As consumers and businesses progressively shift to the NBN our unit costs on the legacy network will inevitably – but modestly – increase. Many of our costs are fixed, so as people leave the network the cost of maintaining it for each of the remaining customers will rise. Additionally, we want to keep investing in the network for broadband customers who don’t yet have access to the NBN.
The ACCC agrees that unit costs are on the rise. In their latest draft pricing decision the ACCC accepted our forecast expenditure and their model showed a one-off price increase of 5.5% is required in order for Telstra to have an opportunity to recover our costs over the next four years. Accounting for inflation, this one-off increase is actually equivalent to a price reduction in real terms of 4% by 2019.
Despite their model and pricing principles indicating this modest increase is required, the ACCC draft decision was that prices for wholesale customers should be cut by 9.6%.
This draft decision has some serious flaws and contradicts the ACCC’s own principle of full cost recovery. Having accepted our cost and demand forecast, the ACCC’s approach then effectively pretends that the NBN is not happening, thereby assuming higher demand for Telstra’s services and accordingly lower average costs. The ACCC has also mischaracterised the deal we did with the Government to facilitate the NBN, which is about a loss of future revenue after services are disconnected from the copper network, not the cost of maintaining our network for those customers who remain on it as the NBN is rolled out.
The impact of a 9.6% cut in wholesale prices would be significant. It would mean the prices other companies pay to use our network would be below our actual cost to the tune of hundreds of millions of dollars over several years, with consequences for both Telstra’s network and the new NBN.
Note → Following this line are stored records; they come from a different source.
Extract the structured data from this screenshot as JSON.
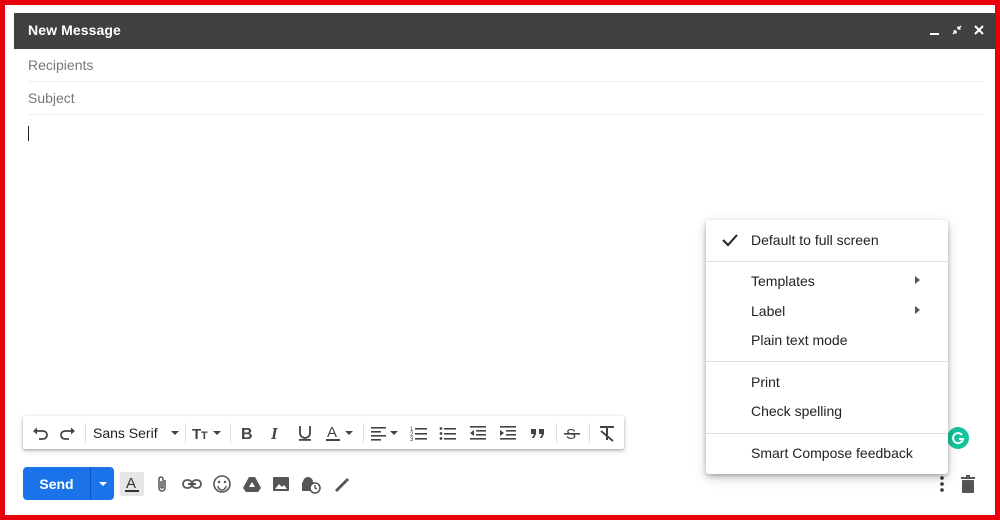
{
  "window": {
    "title": "New Message",
    "controls": [
      "minimize-icon",
      "exit-fullscreen-icon",
      "close-icon"
    ]
  },
  "fields": {
    "recipients_placeholder": "Recipients",
    "subject_placeholder": "Subject"
  },
  "formatting": {
    "font_name": "Sans Serif",
    "buttons": [
      "undo-icon",
      "redo-icon",
      "font-size-icon",
      "bold-icon",
      "italic-icon",
      "underline-icon",
      "text-color-icon",
      "align-icon",
      "numbered-list-icon",
      "bulleted-list-icon",
      "indent-less-icon",
      "indent-more-icon",
      "quote-icon",
      "strikethrough-icon",
      "remove-formatting-icon"
    ]
  },
  "bottom": {
    "send_label": "Send",
    "icons": [
      "formatting-options-icon",
      "attach-icon",
      "link-icon",
      "emoji-icon",
      "drive-icon",
      "photo-icon",
      "confidential-mode-icon",
      "signature-icon",
      "more-options-icon",
      "trash-icon"
    ]
  },
  "menu": {
    "checked_item": "Default to full screen",
    "items": [
      {
        "label": "Templates",
        "submenu": true
      },
      {
        "label": "Label",
        "submenu": true
      },
      {
        "label": "Plain text mode",
        "submenu": false
      }
    ],
    "items2": [
      {
        "label": "Print"
      },
      {
        "label": "Check spelling"
      }
    ],
    "last_item": "Smart Compose feedback"
  },
  "colors": {
    "frame_border": "#e8000b",
    "titlebar": "#404040",
    "send_button": "#1a73e8",
    "grammarly": "#15c39a"
  }
}
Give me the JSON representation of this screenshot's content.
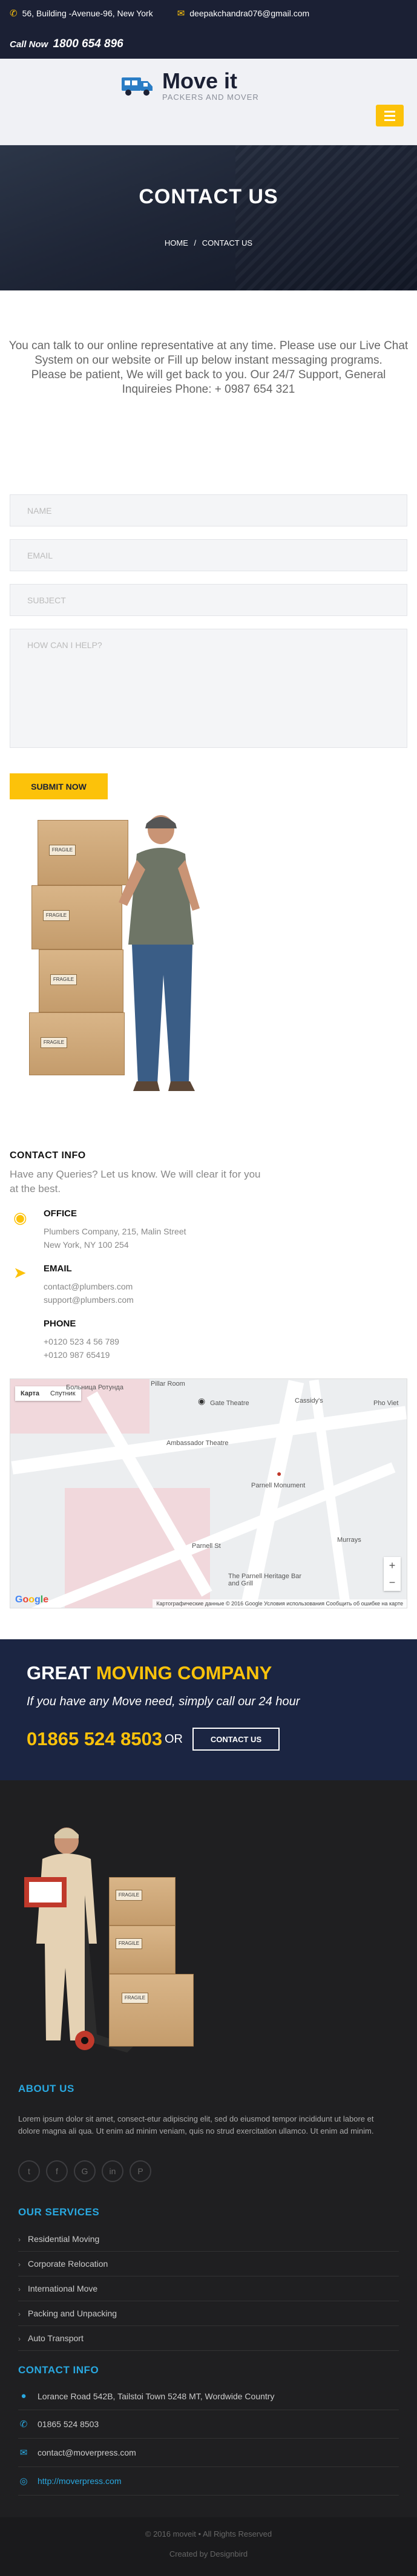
{
  "topbar": {
    "address": "56, Building -Avenue-96, New York",
    "email": "deepakchandra076@gmail.com",
    "call_label": "Call Now",
    "call_number": "1800 654 896"
  },
  "logo": {
    "name": "Move it",
    "tagline": "PACKERS AND MOVER"
  },
  "hero": {
    "title": "CONTACT US",
    "breadcrumb_home": "HOME",
    "breadcrumb_sep": "/",
    "breadcrumb_current": "CONTACT US"
  },
  "intro": {
    "line1": "You can talk to our online representative at any time. Please use our Live Chat System on our website or Fill up below instant messaging programs.",
    "line2": "Please be patient, We will get back to you. Our 24/7 Support, General Inquireies Phone: + 0987 654 321"
  },
  "form": {
    "name_placeholder": "NAME",
    "email_placeholder": "EMAIL",
    "subject_placeholder": "SUBJECT",
    "message_placeholder": "HOW CAN I HELP?",
    "submit_label": "SUBMIT NOW"
  },
  "boxes": {
    "label": "FRAGILE"
  },
  "contact_info": {
    "title": "CONTACT INFO",
    "lead": "Have any Queries? Let us know. We will clear it for you at the best.",
    "office_title": "OFFICE",
    "office_line1": "Plumbers Company, 215, Malin Street",
    "office_line2": "New York, NY 100 254",
    "email_title": "EMAIL",
    "email_line1": "contact@plumbers.com",
    "email_line2": "support@plumbers.com",
    "phone_title": "PHONE",
    "phone_line1": "+0120 523 4 56 789",
    "phone_line2": "+0120 987 65419"
  },
  "map": {
    "type_map": "Карта",
    "type_satellite": "Спутник",
    "labels": [
      "Gate Theatre",
      "Cassidy's",
      "Pho Viet",
      "Ambassador Theatre",
      "Parnell Monument",
      "The Parnell Heritage Bar and Grill",
      "Murrays",
      "Pillar Room",
      "Parnell St",
      "Больница Ротунда"
    ],
    "attribution": "Картографические данные © 2016 Google   Условия использования   Сообщить об ошибке на карте",
    "zoom_in": "+",
    "zoom_out": "−"
  },
  "banner": {
    "title_white": "GREAT",
    "title_yellow": "MOVING COMPANY",
    "subtitle": "If you have any Move need, simply call our 24 hour",
    "phone": "01865 524 8503",
    "or": "OR",
    "button": "CONTACT US"
  },
  "footer": {
    "about_title": "ABOUT US",
    "about_text": "Lorem ipsum dolor sit amet, consect-etur adipiscing elit, sed do eiusmod tempor incididunt ut labore et dolore magna ali qua. Ut enim ad minim veniam, quis no strud exercitation ullamco. Ut enim ad minim.",
    "services_title": "OUR SERVICES",
    "services": [
      "Residential Moving",
      "Corporate Relocation",
      "International Move",
      "Packing and Unpacking",
      "Auto Transport"
    ],
    "info_title": "CONTACT INFO",
    "info_address": "Lorance Road 542B, Tailstoi Town    5248 MT, Wordwide Country",
    "info_phone": "01865 524 8503",
    "info_email": "contact@moverpress.com",
    "info_web": "http://moverpress.com",
    "copyright": "© 2016 moveit • All Rights Reserved",
    "credit": "Created by Designbird"
  },
  "colors": {
    "accent": "#fcc20a",
    "dark_navy": "#1b2034",
    "link_blue": "#29a8e0"
  }
}
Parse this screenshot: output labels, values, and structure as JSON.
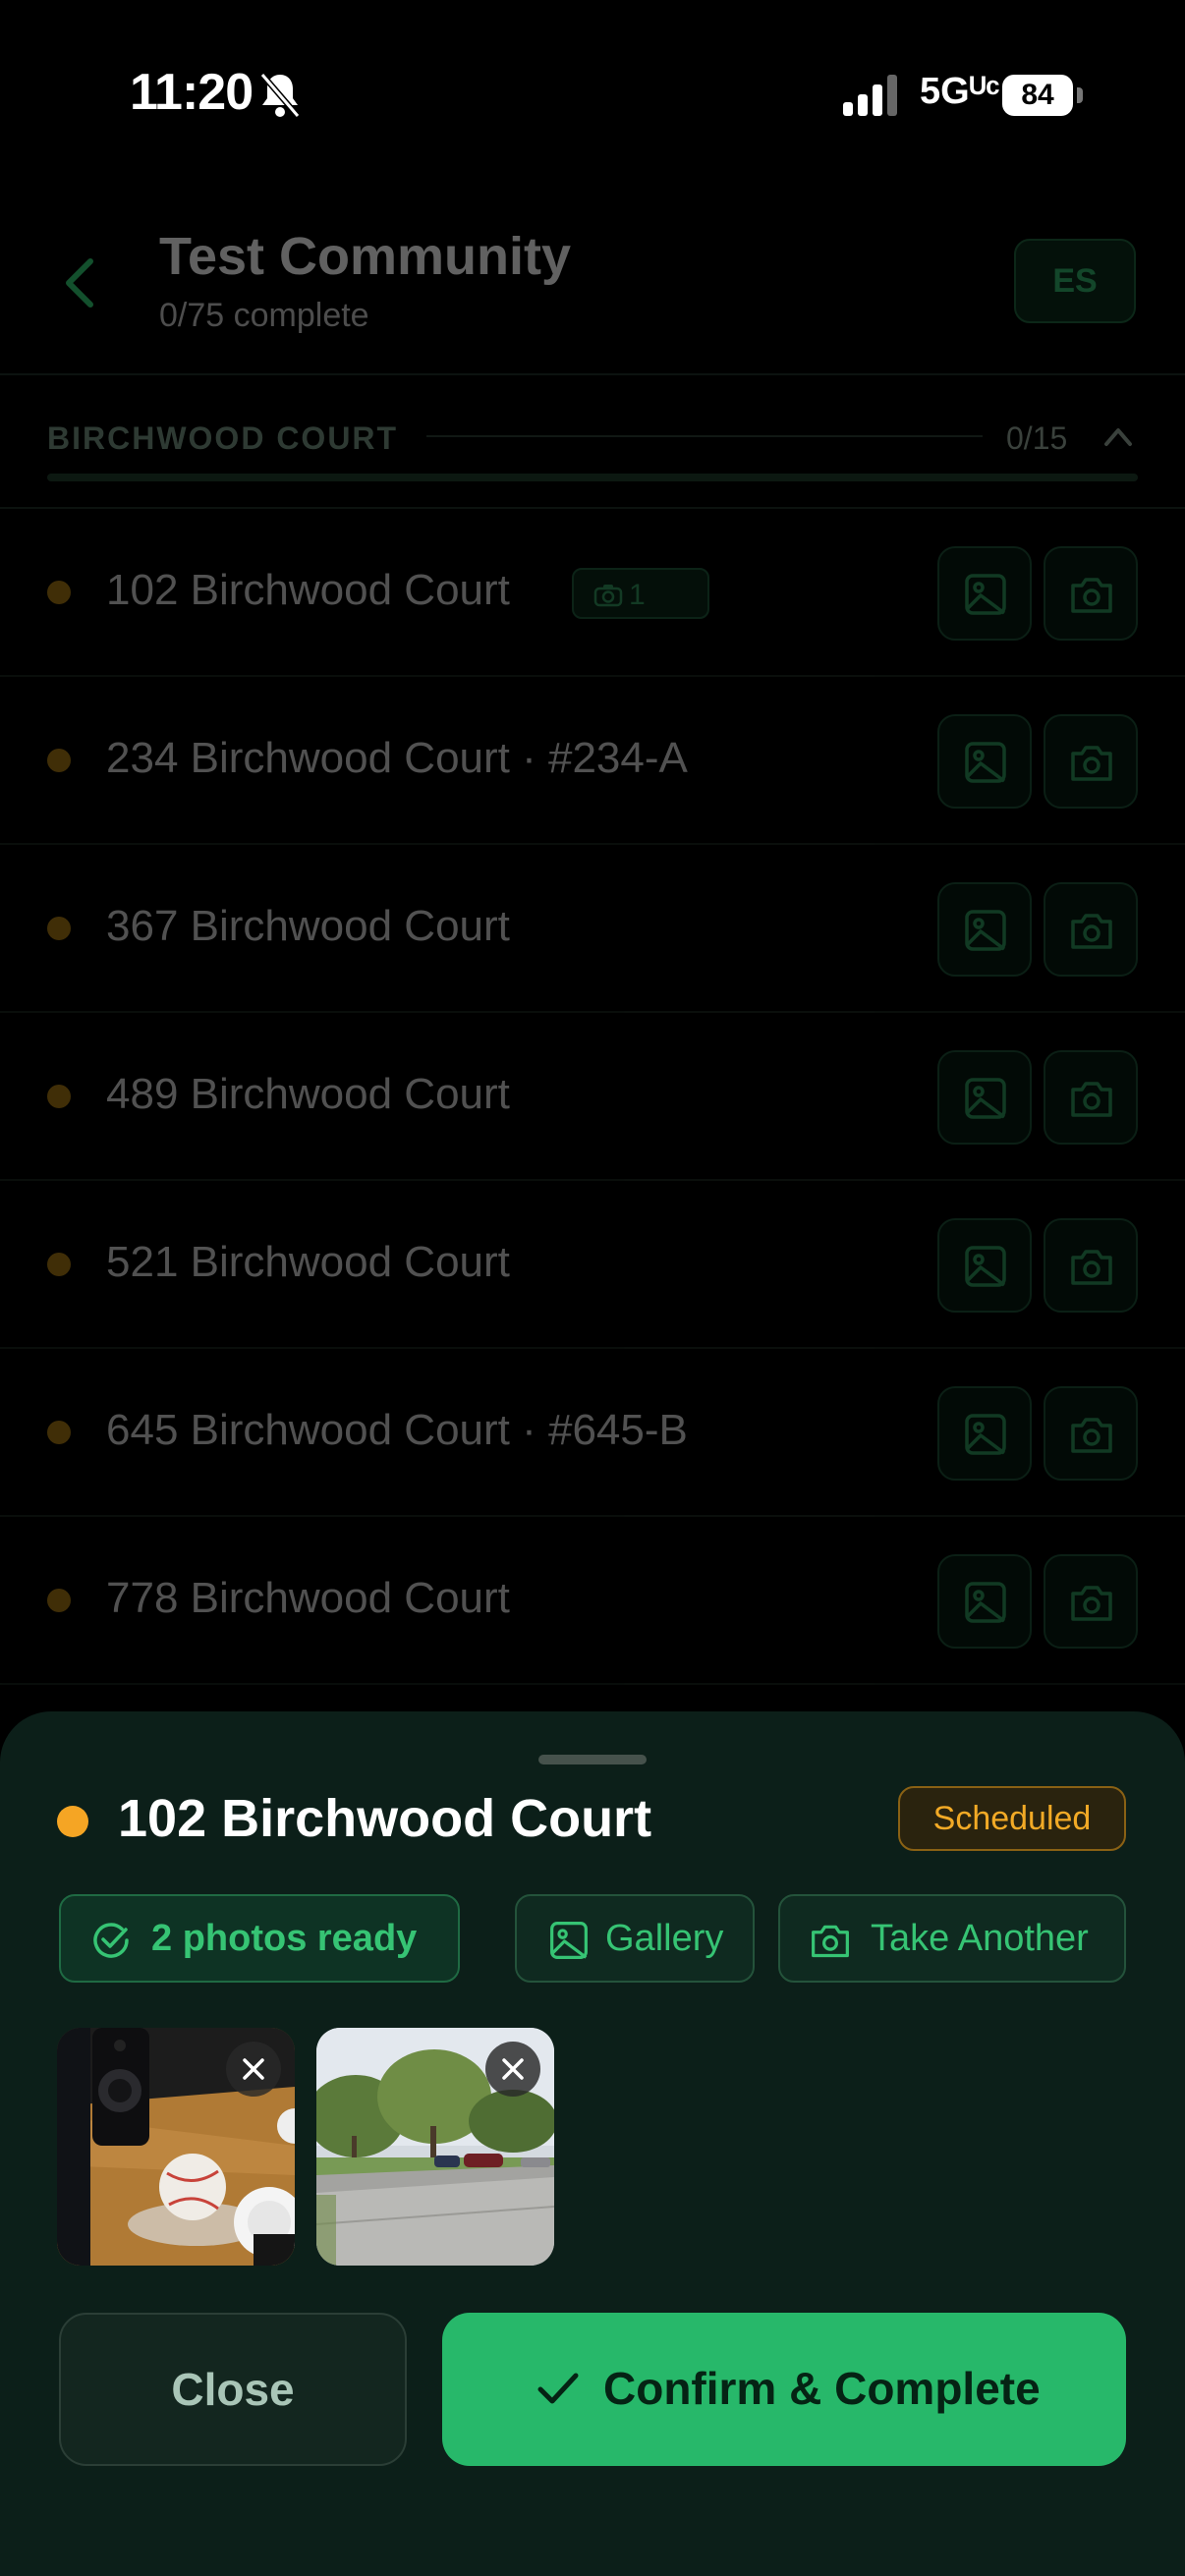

The ACCC’s decision would apply to both our existing infrastructure and new infrastructure Telstra might invest in to provide services in areas where the NBN is not yet available. It would also mean service providers would have a profit motive to keep their customers on the higher margin copper network for as long as possible, rather than move their customers across to the NBN. This would make migration to the NBN even harder to achieve and put important revenue to NBN Co at risk. In this way, a cut to prices on the legacy network poses a serious danger to the success of the NBN policy.
We remain hopeful the ACCC will amend its draft in line with Telstra’s actual costs. Certainly, the ACCC and Telstra agree on much in this review in terms of what the costs of operating the network will be, so it comes down to making sure these costs are borne fairly by all the companies using it, as the ACCC’s pricing principles require. We keenly await the final decision to see how they plan to do so.